The future is African
The UN forecasts that the population in Africa will account for 37% of the global population by 2100, up from 19% now. The African population is set to reach 3.7 billion by 2100. Africa is going to need an immense amount of investment to simply house its population.
In five years, the African working population will likely be larger than China’s. In eight years, the African working-age population will overtake India’s. Thereafter the African working-age population will continue to grow, reaching 2.5 billion in 2100 vs 850 million in India and 290 million in China.
The impediments to Africa becoming rich do not lie with demographics but rather with trade policies, investment, education and other policy decisions across the continent.
Changes in the working-age population are a critical driver of GDP growth
Nearly all the dispersion of nominal GDP growth across the US, Japan, Germany and the UK is accounted for by changes in the working-age population.
Slowing working-age population growth suggests slower nominal GDP growth ahead
Annual global working-age population growth is expected to drop to 0.5% within a decade from the current 1%. By 2070, working-age population growth is expected to get to 0. Unless artificial intelligence materially improves productivity over the coming decade, global nominal GDP growth is likely to slow.
Lower nominal GDP growth poses a risk for earnings but should also lead to lower bond yields, assuming sovereign risk does not rise materially due to unfunded entitlements.
The world is getting older
Already 10% of the global population is above the age of 65 vs 5% in 1950. By 2100, the UN expects that 24% of the global population will be over the age of 65.
Already in Japan, nearly 30% of the population is over the age of 65. China is set to overtake Japan in 2060 when 37% of the population is expected to be over the age of 65. By 2085 nearly 50% of the Chinese population is expected to be over the age of 65. By that point, just 10% of the population in Africa will be over the age of 65.
There is going to be a large increase in demand for goods and services consumed by retirees
Healthcare, care facilities and wealth management are examples of sectors that will have strong tailwinds behind them.
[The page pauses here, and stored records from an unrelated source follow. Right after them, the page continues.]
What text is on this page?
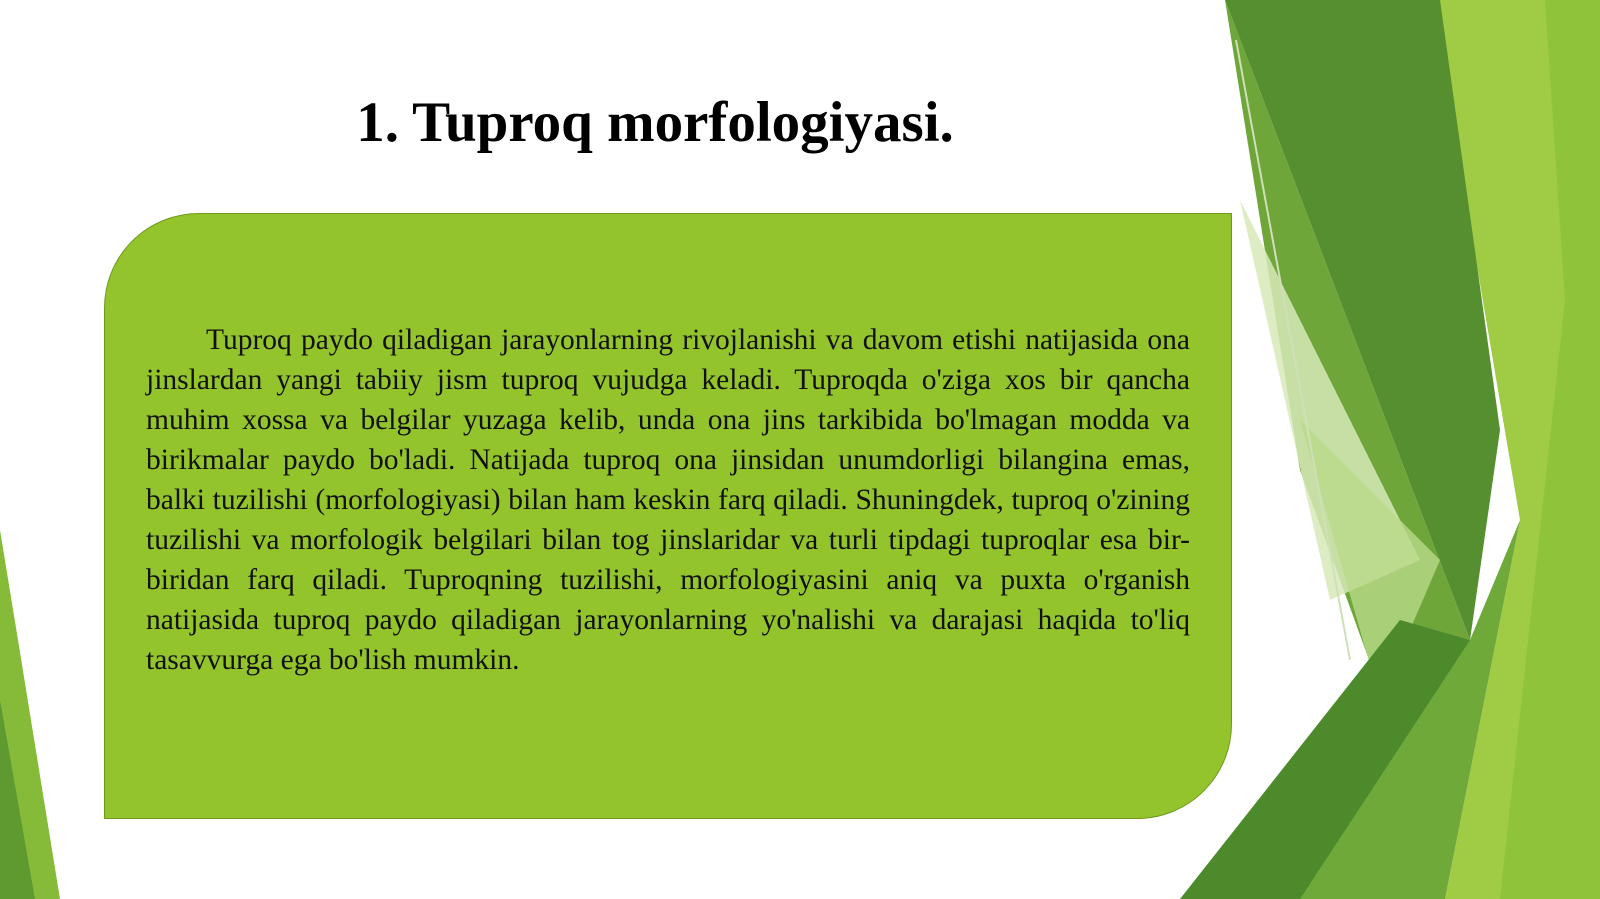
1. Tuproq morfologiyasi.

Tuproq paydo qiladigan jarayonlarning rivojlanishi va davom etishi natijasida ona jinslardan yangi tabiiy jism tuproq vujudga keladi. Tuproqda o'ziga xos bir qancha muhim xossa va belgilar yuzaga kelib, unda ona jins tarkibida bo'lmagan modda va birikmalar paydo bo'ladi. Natijada tuproq ona jinsidan unumdorligi bilangina emas, balki tuzilishi (morfologiyasi) bilan ham keskin farq qiladi. Shuningdek, tuproq o'zining tuzilishi va morfologik belgilari bilan tog jinslaridar va turli tipdagi tuproqlar esa bir-biridan farq qiladi. Tuproqning tuzilishi, morfologiyasini aniq va puxta o'rganish natijasida tuproq paydo qiladigan jarayonlarning yo'nalishi va darajasi haqida to'liq tasavvurga ega bo'lish mumkin.
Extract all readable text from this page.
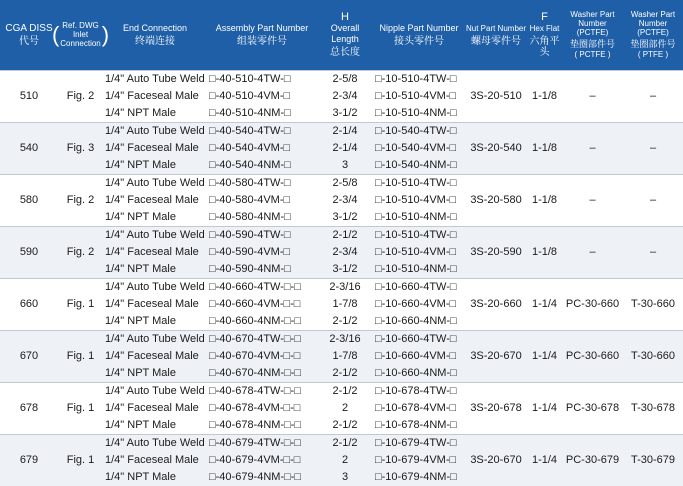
CGA DISS
代号	( Ref. DWG
Inlet
Connection )	End Connection
终端连接	Assembly Part Number
组装零件号	H
Overall Length
总长度	Nipple Part Number
接头零件号	Nut Part Number
螺母零件号	F
Hex Flat
六角平头	Washer Part
Number (PCTFE)
垫圈部件号
( PCTFE )	Washer Part
Number (PCTFE)
垫圈部件号
( PTFE )

510	Fig. 2	1/4" Auto Tube Weld	□-40-510-4TW-□	2-5/8	□-10-510-4TW-□	3S-20-510	1-1/8	–	–
		1/4" Faceseal Male	□-40-510-4VM-□	2-3/4	□-10-510-4VM-□				
		1/4" NPT Male	□-40-510-4NM-□	3-1/2	□-10-510-4NM-□				
540	Fig. 3	1/4" Auto Tube Weld	□-40-540-4TW-□	2-1/4	□-10-540-4TW-□	3S-20-540	1-1/8	–	–
		1/4" Faceseal Male	□-40-540-4VM-□	2-1/4	□-10-540-4VM-□				
		1/4" NPT Male	□-40-540-4NM-□	3	□-10-540-4NM-□				
580	Fig. 2	1/4" Auto Tube Weld	□-40-580-4TW-□	2-5/8	□-10-510-4TW-□	3S-20-580	1-1/8	–	–
		1/4" Faceseal Male	□-40-580-4VM-□	2-3/4	□-10-510-4VM-□				
		1/4" NPT Male	□-40-580-4NM-□	3-1/2	□-10-510-4NM-□				
590	Fig. 2	1/4" Auto Tube Weld	□-40-590-4TW-□	2-1/2	□-10-510-4TW-□	3S-20-590	1-1/8	–	–
		1/4" Faceseal Male	□-40-590-4VM-□	2-3/4	□-10-510-4VM-□				
		1/4" NPT Male	□-40-590-4NM-□	3-1/2	□-10-510-4NM-□				
660	Fig. 1	1/4" Auto Tube Weld	□-40-660-4TW-□-□	2-3/16	□-10-660-4TW-□	3S-20-660	1-1/4	PC-30-660	T-30-660
		1/4" Faceseal Male	□-40-660-4VM-□-□	1-7/8	□-10-660-4VM-□				
		1/4" NPT Male	□-40-660-4NM-□-□	2-1/2	□-10-660-4NM-□				
670	Fig. 1	1/4" Auto Tube Weld	□-40-670-4TW-□-□	2-3/16	□-10-660-4TW-□	3S-20-670	1-1/4	PC-30-660	T-30-660
		1/4" Faceseal Male	□-40-670-4VM-□-□	1-7/8	□-10-660-4VM-□				
		1/4" NPT Male	□-40-670-4NM-□-□	2-1/2	□-10-660-4NM-□				
678	Fig. 1	1/4" Auto Tube Weld	□-40-678-4TW-□-□	2-1/2	□-10-678-4TW-□	3S-20-678	1-1/4	PC-30-678	T-30-678
		1/4" Faceseal Male	□-40-678-4VM-□-□	2	□-10-678-4VM-□				
		1/4" NPT Male	□-40-678-4NM-□-□	2-1/2	□-10-678-4NM-□				
679	Fig. 1	1/4" Auto Tube Weld	□-40-679-4TW-□-□	2-1/2	□-10-679-4TW-□	3S-20-670	1-1/4	PC-30-679	T-30-679
		1/4" Faceseal Male	□-40-679-4VM-□-□	2	□-10-679-4VM-□				
		1/4" NPT Male	□-40-679-4NM-□-□	3	□-10-679-4NM-□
We can also expect a decline in demand for goods and services consumed by younger people.
Read more: How science is helping us live longer
Japan is an interesting case – it already has a larger percentage of the population over the age of 65 than we can expect globally by 2100. As its population has aged, industrials and healthcare materials have outperformed the Japanese market while financials and utilities have underperformed.
Several developed markets have seen the proportion of their population over the age of 65 increase by more than 4% over the past 20 years. Healthcare outperformed the parent country equity index in each case, with the average outperformance at 2.1% a year.
Six countries are expected to have more than 15% of their population over the age of 80 by 2060.
It is not clear how Europe is going to handle its unfunded pension entitlements in an environment where population growth is declining. None of the obvious solutions – raising the retirement age, reducing benefits, raising taxes or allowing immigration are politically popular.
It will be difficult to solve the problem without sizeable immigration. On the basis that immigration will be largely restricted to skilled individuals, the value of an education in an emerging market may be significantly greater than the price.
The world is entering a transition phase – with peak births behind us. Over time there will be a range of asset classes and stocks that will be affected by the transition. We will continue to monitor this developing theme.